Recalling a late 18-century admonition, “The government you elect is the government you deserve,” it is now evident that the 2024 election has become little more than a self-inflicted, ignominious, and unremitting catastrophe, reducing the nation to a punch line. Despite overwhelming evidence that Donald Trump is immature, selfish, and genetically indifferent to the suffering of others, his supporters handed him the keys to the kingdom. Not the Russians, not the Chinese, and not aliens.

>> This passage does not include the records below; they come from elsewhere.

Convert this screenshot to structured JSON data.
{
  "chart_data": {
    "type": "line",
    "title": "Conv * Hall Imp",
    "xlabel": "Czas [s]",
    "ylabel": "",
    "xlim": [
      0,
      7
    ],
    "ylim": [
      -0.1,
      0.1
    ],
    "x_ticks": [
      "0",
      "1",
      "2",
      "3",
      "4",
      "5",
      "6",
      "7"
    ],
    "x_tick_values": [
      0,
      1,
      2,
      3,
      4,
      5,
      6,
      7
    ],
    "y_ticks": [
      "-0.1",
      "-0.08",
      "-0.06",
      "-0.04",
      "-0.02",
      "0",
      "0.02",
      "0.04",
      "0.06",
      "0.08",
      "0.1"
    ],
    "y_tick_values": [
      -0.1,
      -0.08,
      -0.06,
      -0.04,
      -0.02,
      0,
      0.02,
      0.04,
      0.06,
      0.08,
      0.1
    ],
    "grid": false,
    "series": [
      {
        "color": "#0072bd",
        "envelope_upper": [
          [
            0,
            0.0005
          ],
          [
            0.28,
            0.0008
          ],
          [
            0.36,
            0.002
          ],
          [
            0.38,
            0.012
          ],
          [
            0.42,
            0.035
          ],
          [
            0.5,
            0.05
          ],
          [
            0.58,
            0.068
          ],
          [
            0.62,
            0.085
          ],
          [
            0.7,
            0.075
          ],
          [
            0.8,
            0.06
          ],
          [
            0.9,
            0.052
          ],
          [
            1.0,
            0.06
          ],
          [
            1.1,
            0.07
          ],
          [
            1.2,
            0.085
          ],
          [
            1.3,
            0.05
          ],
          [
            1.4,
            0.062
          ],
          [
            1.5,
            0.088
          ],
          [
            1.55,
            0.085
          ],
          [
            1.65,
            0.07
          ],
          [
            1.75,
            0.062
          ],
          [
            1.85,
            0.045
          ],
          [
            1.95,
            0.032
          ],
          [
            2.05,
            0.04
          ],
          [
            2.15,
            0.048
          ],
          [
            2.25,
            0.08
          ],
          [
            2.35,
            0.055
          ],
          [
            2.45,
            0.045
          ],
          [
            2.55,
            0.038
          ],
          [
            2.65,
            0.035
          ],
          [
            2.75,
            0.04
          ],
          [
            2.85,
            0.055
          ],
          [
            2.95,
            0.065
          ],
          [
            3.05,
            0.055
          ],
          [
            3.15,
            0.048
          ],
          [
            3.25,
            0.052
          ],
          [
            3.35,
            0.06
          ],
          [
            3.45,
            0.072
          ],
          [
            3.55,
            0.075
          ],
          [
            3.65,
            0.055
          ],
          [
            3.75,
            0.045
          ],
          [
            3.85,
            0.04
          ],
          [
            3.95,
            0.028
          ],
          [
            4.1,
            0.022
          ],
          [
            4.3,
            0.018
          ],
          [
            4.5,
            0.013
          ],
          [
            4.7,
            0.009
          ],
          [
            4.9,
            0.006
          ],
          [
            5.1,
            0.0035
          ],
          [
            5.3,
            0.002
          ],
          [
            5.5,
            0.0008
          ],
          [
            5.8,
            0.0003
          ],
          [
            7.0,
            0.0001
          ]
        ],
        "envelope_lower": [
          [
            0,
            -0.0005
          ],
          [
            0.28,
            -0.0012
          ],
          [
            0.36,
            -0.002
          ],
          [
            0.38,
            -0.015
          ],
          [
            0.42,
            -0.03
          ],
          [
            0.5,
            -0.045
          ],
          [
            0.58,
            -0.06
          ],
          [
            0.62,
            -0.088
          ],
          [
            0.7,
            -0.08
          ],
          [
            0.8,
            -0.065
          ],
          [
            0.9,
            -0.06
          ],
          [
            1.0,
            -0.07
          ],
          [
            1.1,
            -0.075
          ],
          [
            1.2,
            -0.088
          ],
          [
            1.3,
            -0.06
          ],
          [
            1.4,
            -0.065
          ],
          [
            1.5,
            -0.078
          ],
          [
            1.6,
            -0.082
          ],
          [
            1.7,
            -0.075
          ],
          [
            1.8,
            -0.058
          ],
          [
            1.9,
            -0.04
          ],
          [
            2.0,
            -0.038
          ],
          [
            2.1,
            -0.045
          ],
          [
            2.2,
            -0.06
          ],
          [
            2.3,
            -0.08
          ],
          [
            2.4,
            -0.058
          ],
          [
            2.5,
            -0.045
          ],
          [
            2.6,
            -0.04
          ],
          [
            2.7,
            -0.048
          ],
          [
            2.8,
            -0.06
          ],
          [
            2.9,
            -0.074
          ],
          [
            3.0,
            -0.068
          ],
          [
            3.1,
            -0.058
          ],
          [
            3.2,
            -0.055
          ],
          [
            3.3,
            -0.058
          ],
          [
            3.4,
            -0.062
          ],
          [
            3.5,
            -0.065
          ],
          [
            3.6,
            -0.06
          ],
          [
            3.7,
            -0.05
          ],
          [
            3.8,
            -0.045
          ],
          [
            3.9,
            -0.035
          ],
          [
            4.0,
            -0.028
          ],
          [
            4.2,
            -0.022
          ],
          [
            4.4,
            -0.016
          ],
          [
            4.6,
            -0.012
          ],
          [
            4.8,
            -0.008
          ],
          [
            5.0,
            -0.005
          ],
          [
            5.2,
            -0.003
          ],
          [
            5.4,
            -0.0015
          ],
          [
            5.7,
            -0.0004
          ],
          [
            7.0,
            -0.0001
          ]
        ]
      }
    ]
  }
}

The irony? Many of Trump’s devotees are now employment-free, with their families at risk because of their champion. The end of Emma Lazarus’ Statue of Liberty poem reads, “Give me your tired, your poor, your huddled masses yearning to breathe free, the wretched refuse of your teeming shore. Send these, the homeless, tempest-tossed to me, I lift my lamp beside the golden door!”

It’s an even-money bet that Ms. Lazarus never thought her words would serve to console U.S. citizens. Well done, Donnie. Let us pray that, within four years, the orange rodomont will be gone, much like an unpleasant odor dissipating in the night. The country has endured worse calamities than the current administration’s perpetual unmitigated and unhinged buffoonery.

Will the performer-cum-president cause harm before his time is up? Yes. But as the saying goes, it’s only broken if you can’t fix it. Take heart. It will be fixed.